OliverHPerry

OliverHPerry OP t1_j1wdtya wrote

Honestly, the whole agency is really bizarre. The headlines from their news releases all look like they could be from the 1950s. All of these headlines are from this past year:

  1. Nine Members and Associated of Genovese and Bonanno Organized Crime Families Charged with Racketeering and Illegal Gambling Offenses
  2. Genovese Soldiers Elia “Chinatown’ Albanese and Carmine “Baby Carm” Russo and Seven Others Arrested After Joint Investigation
  3. Gambino Crime Family Captain Sentenced to 37 Months in Prison and Ordered to Pay $1 Million in Restitution for Racketeering Conspiracy

And apparently, the agency themselves are engaged in seriously shady activity. https://www.nytimes.com/2009/08/12/nyregion/12waterfront.html

>The 61-page report, deploring a “complete breakdown of the commission’s audit and enforcement functions,” found that the commission’s general counsel, Jon Deutsch, later fired, masterminded a scheme to conceal a convicted felon’s ownership of a company so he could continue to operate on the waterfront.
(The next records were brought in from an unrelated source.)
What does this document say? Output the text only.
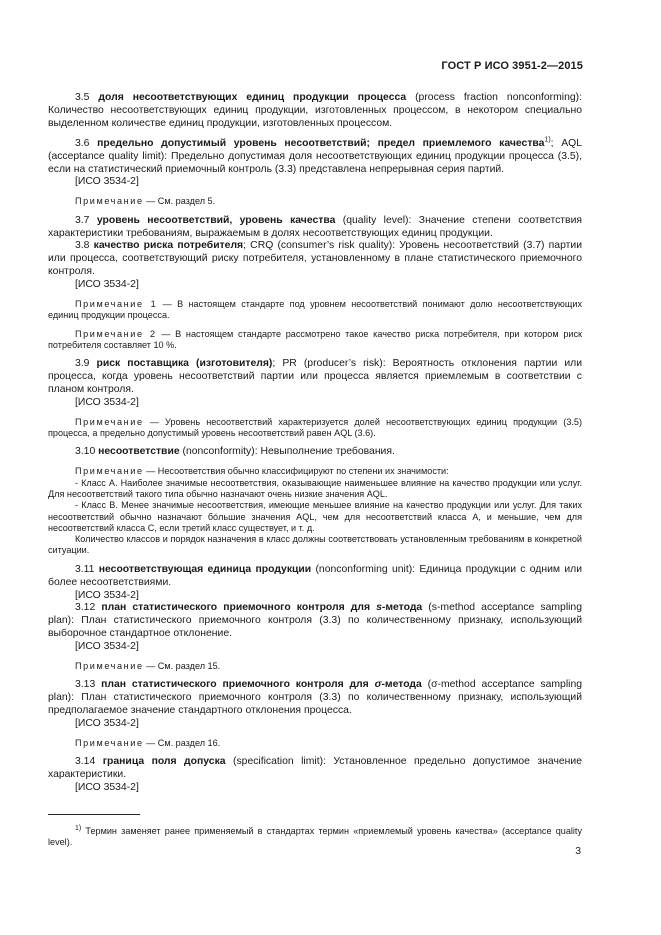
ГОСТ Р ИСО 3951-2—2015

3.5 доля несоответствующих единиц продукции процесса (process fraction nonconforming): Количество несоответствующих единиц продукции, изготовленных процессом, в некотором специально выделенном количестве единиц продукции, изготовленных процессом.

3.6 предельно допустимый уровень несоответствий; предел приемлемого качества$^{1)}$; AQL (acceptance quality limit): Предельно допустимая доля несоответствующих единиц продукции процесса (3.5), если на статистический приемочный контроль (3.3) представлена непрерывная серия партий.

[ИСО 3534-2]

Примечание — См. раздел 5.

3.7 уровень несоответствий, уровень качества (quality level): Значение степени соответствия характеристики требованиям, выражаемым в долях несоответствующих единиц продукции.

3.8 качество риска потребителя; CRQ (consumer’s risk quality): Уровень несоответствий (3.7) партии или процесса, соответствующий риску потребителя, установленному в плане статистического приемочного контроля.

[ИСО 3534-2]

Примечание 1 — В настоящем стандарте под уровнем несоответствий понимают долю несоответствующих единиц продукции процесса.

Примечание 2 — В настоящем стандарте рассмотрено такое качество риска потребителя, при котором риск потребителя составляет 10 %.

3.9 риск поставщика (изготовителя); PR (producer’s risk): Вероятность отклонения партии или процесса, когда уровень несоответствий партии или процесса является приемлемым в соответствии с планом контроля.

[ИСО 3534-2]

Примечание — Уровень несоответствий характеризуется долей несоответствующих единиц продукции (3.5) процесса, а предельно допустимый уровень несоответствий равен AQL (3.6).

3.10 несоответствие (nonconformity): Невыполнение требования.

Примечание — Несоответствия обычно классифицируют по степени их значимости:

- Класс А. Наиболее значимые несоответствия, оказывающие наименьшее влияние на качество продукции или услуг. Для несоответствий такого типа обычно назначают очень низкие значения AQL.

- Класс В. Менее значимые несоответствия, имеющие меньшее влияние на качество продукции или услуг. Для таких несоответствий обычно назначают бóльшие значения AQL, чем для несоответствий класса А, и меньшие, чем для несоответствий класса С, если третий класс существует, и т. д.

Количество классов и порядок назначения в класс должны соответствовать установленным требованиям в конкретной ситуации.

3.11 несоответствующая единица продукции (nonconforming unit): Единица продукции с одним или более несоответствиями.

[ИСО 3534-2]

3.12 план статистического приемочного контроля для s-метода (s-method acceptance sampling plan): План статистического приемочного контроля (3.3) по количественному признаку, использующий выборочное стандартное отклонение.

[ИСО 3534-2]

Примечание — См. раздел 15.

3.13 план статистического приемочного контроля для σ-метода (σ-method acceptance sampling plan): План статистического приемочного контроля (3.3) по количественному признаку, использующий предполагаемое значение стандартного отклонения процесса.

[ИСО 3534-2]

Примечание — См. раздел 16.

3.14 граница поля допуска (specification limit): Установленное предельно допустимое значение характеристики.

[ИСО 3534-2]

$^{1)}$ Термин заменяет ранее применяемый в стандартах термин «приемлемый уровень качества» (acceptance quality level).

3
It also found that federal antiterrorism grants were misused or could not be accounted for, calling for further investigation by the Department of Homeland Security.
>
>The reported failings ranged from the critical to the comical. The report said the commission often stalemated by differences between the two $43,500-a-year commissioners abandoned background checks on the longshoremen who unload ships and the stevedoring companies that employ them, creating a critical breach in the nation’s security web. Instead, the report said, commission detectives spent their mornings parked in the commissioners’ designated parking spots in Lower Manhattan, guarding them from interlopers.
>
>It portrayed the agency as a patronage-laden favor bank where staff members took cars for personal use, a boat that was bought with federal money to fend off a “waterborne attack” was used primarily to ferry V.I.P.’s during Fleet Week, and friends got friends jobs with high salaries and little work.
>
>One detective failed his entry exam twice, for example until Commissioner Madonna himself slipped him the test, the report said, and he ended up turning in the highest score in the history of the commission.
>
>“The most egregious instances of misconduct” were committed by the general counsel and former licensing director, Mr. Deutsch, who was “plagued with conflicts of interest” before being dismissed last October, the report said. It said he covered up the drug-related arrest of a former state senator’s son who was hired for a stevedoring job and intervened on behalf of a friend’s father, Albert Cernades Sr., a longshoremen’s union official later indicted in a federal inquiry.
>
>It also found that none of the 53 stevedoring companies supervised by the commission had been granted permanent five-year licenses, as required, and that payroll audits of them were as much as 14 years behind.

Yikes.

Now New Jersey wants out and New York refuses to let them leave, so it's going to the Supreme Court.